Berdasarkan berbagai literatur, CER & WER paling banyak digunakan untuk text recognition, dimana CER digunakan untuk menilai model dengan jumlah karakter sedikit, sedangkan WER digunakan untuk tulisan yang mengandung banyak kata2 (Panjang).
Karena model ini memprediksi jumlah karakter yang rata-rata jumlahnya kurang dari 20 karakter, maka kami akan menggunakan CER sebagai single evaluation Metrics.

**Penentuan Unreducable Bias:**
Sebelum melakukan analisis terhadap model, kami menentukan unreducable Bias terlebih dahulu. Kami melakukan pengecekan terhadap 300 gambar, dan didapat bahwa rata-rata terdapat 2-3 gambar yang unreadable.
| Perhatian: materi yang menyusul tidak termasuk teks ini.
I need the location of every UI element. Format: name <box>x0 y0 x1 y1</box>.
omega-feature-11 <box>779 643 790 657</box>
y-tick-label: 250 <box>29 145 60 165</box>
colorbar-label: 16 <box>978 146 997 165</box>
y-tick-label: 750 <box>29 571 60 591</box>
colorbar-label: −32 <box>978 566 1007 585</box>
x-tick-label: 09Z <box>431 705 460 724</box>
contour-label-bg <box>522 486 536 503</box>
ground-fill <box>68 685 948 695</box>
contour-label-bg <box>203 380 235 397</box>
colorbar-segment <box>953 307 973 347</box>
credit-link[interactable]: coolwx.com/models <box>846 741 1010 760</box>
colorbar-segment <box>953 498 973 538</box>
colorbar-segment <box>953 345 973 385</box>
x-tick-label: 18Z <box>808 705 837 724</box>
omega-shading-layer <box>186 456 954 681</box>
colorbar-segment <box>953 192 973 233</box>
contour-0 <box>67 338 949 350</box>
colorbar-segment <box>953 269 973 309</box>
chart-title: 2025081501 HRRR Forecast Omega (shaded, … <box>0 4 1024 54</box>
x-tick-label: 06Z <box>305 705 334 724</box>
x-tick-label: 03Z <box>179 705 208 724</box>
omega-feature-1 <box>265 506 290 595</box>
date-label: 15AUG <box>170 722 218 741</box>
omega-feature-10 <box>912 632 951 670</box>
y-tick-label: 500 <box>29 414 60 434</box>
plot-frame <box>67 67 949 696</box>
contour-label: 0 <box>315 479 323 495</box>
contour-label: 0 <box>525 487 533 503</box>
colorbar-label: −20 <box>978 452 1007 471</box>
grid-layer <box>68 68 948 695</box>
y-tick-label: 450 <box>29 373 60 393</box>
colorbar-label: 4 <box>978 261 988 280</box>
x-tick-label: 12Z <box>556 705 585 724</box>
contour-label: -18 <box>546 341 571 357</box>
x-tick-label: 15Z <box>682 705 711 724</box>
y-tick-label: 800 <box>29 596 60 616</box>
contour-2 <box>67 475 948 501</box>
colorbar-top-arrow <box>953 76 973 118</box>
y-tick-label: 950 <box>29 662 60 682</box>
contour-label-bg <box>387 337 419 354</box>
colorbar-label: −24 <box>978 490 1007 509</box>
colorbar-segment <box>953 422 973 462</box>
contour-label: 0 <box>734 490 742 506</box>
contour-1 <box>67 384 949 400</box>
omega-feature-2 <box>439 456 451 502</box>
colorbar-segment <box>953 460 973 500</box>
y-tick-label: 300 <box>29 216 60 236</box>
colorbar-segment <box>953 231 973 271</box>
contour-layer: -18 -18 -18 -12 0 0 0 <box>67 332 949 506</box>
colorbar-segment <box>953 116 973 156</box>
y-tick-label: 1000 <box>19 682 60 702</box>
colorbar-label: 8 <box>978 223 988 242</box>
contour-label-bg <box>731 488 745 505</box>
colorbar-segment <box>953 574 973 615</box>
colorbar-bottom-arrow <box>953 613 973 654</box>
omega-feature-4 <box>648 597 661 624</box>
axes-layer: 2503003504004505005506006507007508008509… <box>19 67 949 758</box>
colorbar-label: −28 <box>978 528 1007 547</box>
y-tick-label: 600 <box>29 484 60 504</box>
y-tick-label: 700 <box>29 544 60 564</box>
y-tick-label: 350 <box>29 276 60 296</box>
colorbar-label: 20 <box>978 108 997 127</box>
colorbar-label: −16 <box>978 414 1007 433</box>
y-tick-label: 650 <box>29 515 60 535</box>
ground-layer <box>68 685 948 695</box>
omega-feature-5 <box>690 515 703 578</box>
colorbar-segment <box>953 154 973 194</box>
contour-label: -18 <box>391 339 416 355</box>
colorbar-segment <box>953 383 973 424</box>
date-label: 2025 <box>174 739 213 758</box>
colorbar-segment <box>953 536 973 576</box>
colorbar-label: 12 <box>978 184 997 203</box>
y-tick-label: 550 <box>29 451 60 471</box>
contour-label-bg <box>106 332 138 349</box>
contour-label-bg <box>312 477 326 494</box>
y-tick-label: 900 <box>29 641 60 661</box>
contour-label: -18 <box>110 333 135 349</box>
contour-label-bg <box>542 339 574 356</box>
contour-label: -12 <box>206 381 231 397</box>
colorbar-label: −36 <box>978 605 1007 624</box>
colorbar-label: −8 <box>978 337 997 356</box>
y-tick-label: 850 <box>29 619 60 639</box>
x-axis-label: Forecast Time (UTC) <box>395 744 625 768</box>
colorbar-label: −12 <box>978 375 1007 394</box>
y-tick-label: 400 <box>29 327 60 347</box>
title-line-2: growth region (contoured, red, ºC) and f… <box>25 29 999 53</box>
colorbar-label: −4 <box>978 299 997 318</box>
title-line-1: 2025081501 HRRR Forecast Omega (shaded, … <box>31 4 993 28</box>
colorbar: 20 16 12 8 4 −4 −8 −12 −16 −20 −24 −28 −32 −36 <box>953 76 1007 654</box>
Oleh karena itu, kita menentukan unreadable bias sebanyak 1%.

**Performance Model I Analysis:**
Kami akan menggunakan teknik Orthogonalization untuk melakukan tuning pada model. Model I memiliki CER pada training sebesar 6.1% dan CER pada validation sebesar 6.8%. Selisih error pada training dan unreducable bias menandakan bahwa model masih mengalami underfitting. Oleh karena itu, kami akan fokus membenahi masalah underfitting terlebih dahulu.



# **Model II**
karena model I masih memiliki masalah underfitting, kami akan mencoba mengatasi masalah underfitting tersebut dengan menambah CNN layer menjadi 4 layer, dan dense layer menjadi 2 layer, dan menambah epoch menjadi 25

In [97]:
class CTCLayer(keras.layers.Layer):
    def __init__(self, name=None):
        super().__init__(name=name)
        self.loss_fn = keras.backend.ctc_batch_cost

    def call(self, y_true, y_pred):
        batch_len = tf.cast(tf.shape(y_true)[0], dtype="int64")
        input_length = tf.cast(tf.shape(y_pred)[1], dtype="int64")
        label_length = tf.cast(tf.shape(y_true)[1], dtype="int64")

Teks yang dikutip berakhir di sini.